Fly by Night by Frances Hardinge
Release Date: October 7th, 2005
Age Group: Children’s Middle Grade
Source: Bought at a Used Bookstore
Series: Fly by Night (#1)
Other Titles in the Series: Fly Trap (#2)
Summary (goodreads.com): Twelve-year-old Mosca Mye hasn't got much. Her parents are dead, her cruel uncle keeps her locked away, and her only friend is her pet goose. But she does have one small, rare thing: the ability to read. In a world where books are dangerous things, this gift will change her life—but it may also be the death of her.
First off, this book isn’t exactly what is advertised. The summary makes it seem as if the fact that Mosca can read is what will be the most important plot point and while it is pretty important it isn’t the main thing of the story. Neither is the big warning on the cover “Imagine a world in which all books have been BANNED” accurate, all books are not banned just those not printed by the Stationers Guild. Fly by Night is much more than either the summary or the cover imply.

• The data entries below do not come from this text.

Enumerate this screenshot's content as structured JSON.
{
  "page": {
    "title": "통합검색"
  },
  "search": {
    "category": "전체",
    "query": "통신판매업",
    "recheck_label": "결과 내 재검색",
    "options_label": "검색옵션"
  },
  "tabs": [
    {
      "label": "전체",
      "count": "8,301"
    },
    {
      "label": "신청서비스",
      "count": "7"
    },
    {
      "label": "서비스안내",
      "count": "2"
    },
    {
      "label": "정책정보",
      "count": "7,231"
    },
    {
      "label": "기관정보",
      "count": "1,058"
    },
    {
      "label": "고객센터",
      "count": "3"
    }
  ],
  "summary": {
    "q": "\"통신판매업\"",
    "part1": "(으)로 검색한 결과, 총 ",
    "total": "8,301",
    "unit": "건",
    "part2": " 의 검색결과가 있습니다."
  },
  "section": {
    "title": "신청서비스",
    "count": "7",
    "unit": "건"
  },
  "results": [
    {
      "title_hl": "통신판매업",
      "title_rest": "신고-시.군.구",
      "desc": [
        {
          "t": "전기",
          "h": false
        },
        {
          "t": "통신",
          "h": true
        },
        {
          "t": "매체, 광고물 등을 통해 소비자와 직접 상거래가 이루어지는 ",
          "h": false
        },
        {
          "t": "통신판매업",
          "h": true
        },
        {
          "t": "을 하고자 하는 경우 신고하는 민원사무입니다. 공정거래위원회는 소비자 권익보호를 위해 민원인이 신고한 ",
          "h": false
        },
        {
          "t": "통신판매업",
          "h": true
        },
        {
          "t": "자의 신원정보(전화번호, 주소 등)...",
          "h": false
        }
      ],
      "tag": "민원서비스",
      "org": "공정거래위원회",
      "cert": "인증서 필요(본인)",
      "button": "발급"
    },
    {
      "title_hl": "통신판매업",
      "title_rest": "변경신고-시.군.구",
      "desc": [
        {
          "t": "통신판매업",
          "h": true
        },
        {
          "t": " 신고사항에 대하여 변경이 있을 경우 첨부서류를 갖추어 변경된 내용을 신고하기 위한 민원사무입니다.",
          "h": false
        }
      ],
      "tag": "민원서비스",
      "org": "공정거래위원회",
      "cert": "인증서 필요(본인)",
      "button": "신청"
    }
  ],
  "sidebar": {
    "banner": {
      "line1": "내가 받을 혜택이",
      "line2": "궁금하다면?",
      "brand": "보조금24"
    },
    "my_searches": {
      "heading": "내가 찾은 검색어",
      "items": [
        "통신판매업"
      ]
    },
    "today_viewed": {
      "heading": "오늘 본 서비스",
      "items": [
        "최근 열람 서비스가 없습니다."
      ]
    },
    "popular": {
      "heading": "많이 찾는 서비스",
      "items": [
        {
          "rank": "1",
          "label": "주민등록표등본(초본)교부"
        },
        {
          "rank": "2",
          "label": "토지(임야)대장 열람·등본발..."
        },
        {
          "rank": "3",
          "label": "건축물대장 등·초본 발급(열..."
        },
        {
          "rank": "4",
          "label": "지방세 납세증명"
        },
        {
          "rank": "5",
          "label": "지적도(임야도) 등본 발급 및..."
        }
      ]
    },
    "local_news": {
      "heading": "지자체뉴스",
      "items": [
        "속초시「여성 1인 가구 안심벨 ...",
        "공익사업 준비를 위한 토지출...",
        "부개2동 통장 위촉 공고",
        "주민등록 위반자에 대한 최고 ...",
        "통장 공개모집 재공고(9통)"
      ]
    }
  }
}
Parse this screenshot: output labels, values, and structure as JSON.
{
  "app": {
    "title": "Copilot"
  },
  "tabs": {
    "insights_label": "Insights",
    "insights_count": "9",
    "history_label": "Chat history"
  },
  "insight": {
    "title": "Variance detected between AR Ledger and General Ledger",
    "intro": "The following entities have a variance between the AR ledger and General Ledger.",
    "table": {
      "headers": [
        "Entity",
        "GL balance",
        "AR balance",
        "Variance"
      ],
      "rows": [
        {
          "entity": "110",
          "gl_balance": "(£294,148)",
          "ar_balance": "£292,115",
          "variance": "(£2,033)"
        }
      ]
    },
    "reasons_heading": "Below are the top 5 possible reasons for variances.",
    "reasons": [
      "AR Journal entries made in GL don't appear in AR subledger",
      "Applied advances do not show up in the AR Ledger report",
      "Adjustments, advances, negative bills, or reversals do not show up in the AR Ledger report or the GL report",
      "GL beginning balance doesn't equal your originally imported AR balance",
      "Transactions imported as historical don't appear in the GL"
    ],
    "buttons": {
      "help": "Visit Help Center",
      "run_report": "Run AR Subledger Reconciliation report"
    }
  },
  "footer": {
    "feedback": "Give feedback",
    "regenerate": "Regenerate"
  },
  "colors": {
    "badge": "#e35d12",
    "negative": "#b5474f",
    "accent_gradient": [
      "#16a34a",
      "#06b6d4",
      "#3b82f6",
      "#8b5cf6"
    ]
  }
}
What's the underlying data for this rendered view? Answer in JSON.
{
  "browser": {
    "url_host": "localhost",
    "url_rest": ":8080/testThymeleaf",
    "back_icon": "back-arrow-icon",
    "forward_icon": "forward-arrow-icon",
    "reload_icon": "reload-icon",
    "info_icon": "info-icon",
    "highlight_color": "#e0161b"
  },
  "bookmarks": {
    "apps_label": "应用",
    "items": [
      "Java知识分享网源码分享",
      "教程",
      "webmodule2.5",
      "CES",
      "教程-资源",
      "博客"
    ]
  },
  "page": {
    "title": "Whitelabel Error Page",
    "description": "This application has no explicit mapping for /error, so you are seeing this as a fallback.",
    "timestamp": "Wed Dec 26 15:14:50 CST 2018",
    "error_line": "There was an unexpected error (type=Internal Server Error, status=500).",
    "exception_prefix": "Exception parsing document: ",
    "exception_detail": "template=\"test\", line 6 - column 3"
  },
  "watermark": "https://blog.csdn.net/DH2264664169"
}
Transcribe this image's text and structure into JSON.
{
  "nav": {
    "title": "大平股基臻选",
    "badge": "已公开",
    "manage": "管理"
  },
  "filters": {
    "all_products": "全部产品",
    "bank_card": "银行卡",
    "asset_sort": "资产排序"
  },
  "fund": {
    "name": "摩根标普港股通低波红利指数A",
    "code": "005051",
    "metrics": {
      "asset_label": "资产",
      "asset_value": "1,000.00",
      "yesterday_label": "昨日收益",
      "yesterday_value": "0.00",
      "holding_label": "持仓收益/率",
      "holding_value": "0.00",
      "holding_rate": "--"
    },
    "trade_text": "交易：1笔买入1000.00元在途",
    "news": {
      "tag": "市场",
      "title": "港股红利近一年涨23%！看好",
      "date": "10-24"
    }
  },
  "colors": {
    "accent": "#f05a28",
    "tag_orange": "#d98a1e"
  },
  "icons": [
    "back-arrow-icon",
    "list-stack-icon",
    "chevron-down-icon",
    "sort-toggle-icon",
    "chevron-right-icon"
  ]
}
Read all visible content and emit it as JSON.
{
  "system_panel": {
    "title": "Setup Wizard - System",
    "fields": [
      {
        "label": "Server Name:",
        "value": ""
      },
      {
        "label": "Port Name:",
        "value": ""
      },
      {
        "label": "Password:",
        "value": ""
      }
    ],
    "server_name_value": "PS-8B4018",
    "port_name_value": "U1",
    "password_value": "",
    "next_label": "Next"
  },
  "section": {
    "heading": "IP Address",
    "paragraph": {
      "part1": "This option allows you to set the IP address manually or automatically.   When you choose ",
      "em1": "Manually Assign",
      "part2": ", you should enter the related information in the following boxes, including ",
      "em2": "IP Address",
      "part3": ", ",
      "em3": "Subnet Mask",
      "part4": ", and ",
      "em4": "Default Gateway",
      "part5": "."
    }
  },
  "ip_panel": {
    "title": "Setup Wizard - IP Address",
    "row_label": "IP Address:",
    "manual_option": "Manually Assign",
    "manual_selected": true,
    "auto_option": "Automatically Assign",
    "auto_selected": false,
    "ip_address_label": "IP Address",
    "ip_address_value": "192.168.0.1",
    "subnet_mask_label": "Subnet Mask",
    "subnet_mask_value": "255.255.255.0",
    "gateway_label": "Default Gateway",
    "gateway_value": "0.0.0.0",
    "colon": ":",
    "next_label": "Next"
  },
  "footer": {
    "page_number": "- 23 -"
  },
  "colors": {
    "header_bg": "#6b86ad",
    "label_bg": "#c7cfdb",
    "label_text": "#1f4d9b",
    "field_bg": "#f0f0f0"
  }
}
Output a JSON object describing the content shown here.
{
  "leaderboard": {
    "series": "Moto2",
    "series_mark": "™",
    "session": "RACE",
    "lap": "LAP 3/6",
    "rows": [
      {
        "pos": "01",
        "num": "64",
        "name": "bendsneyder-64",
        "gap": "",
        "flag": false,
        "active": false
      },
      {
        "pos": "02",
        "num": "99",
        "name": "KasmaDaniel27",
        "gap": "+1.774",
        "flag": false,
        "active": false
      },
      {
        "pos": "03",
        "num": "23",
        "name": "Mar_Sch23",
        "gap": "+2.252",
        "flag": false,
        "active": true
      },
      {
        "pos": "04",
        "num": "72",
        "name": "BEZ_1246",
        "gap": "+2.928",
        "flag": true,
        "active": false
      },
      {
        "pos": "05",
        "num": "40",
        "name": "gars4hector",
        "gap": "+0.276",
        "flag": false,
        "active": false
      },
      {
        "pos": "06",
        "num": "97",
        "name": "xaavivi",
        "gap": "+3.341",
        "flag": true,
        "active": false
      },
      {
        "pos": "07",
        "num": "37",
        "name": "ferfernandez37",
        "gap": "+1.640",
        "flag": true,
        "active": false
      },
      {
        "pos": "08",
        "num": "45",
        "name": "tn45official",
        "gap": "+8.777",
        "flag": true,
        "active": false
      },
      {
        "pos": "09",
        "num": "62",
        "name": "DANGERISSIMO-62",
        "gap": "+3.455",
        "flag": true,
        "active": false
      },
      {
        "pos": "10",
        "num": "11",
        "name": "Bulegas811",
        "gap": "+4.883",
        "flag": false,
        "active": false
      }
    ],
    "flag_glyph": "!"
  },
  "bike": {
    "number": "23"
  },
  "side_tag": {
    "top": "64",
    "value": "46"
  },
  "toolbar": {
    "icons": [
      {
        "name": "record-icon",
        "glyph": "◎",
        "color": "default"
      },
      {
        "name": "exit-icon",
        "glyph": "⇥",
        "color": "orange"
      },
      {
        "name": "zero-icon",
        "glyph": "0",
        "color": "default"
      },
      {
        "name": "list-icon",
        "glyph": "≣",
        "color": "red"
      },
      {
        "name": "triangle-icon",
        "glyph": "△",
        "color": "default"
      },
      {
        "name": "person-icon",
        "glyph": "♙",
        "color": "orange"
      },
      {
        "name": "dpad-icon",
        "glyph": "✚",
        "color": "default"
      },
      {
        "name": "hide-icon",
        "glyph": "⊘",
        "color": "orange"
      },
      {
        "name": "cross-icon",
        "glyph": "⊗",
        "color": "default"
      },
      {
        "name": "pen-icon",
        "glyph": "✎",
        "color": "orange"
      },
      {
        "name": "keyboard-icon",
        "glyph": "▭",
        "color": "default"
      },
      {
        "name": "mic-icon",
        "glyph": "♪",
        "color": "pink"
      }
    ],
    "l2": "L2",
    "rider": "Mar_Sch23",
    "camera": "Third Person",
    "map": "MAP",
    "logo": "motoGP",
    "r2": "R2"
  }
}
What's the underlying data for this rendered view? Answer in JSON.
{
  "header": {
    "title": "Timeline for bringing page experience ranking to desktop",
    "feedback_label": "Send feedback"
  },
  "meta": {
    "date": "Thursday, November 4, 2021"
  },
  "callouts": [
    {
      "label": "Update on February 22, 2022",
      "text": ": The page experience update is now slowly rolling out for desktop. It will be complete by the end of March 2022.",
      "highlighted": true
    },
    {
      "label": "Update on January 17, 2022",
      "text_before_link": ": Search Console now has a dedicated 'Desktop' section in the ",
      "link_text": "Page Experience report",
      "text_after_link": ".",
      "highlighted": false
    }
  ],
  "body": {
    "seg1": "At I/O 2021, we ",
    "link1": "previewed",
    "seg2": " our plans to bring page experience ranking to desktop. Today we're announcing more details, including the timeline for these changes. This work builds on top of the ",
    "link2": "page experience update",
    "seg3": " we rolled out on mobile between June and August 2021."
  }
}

Fly by Night is one of those children’s books that can be read at any age. There are complex plot lines and characters and politics that to a child would seem fantastical, but to adults would seem all too familiar. Fly by Night has one of the most thought out worlds that I have read and everything is important to the story and all of it is incredibly interesting. I would call it a fantasy without magic. Mosca and Clent were incredibly well-written and by the end of the book I felt as if I really knew them. Saracen the goose was a welcome addition to their little crew, too. I love when authors give pets personalities, I don’t know why but it just makes me like the whole book more if you have a funny animal. Reading this book gave me a whole new appreciation for words. Mosca loves words and by the writing I could tell that it was the author’s love that created Mosca. I recommend this to all those who love words and the complex worlds those words build!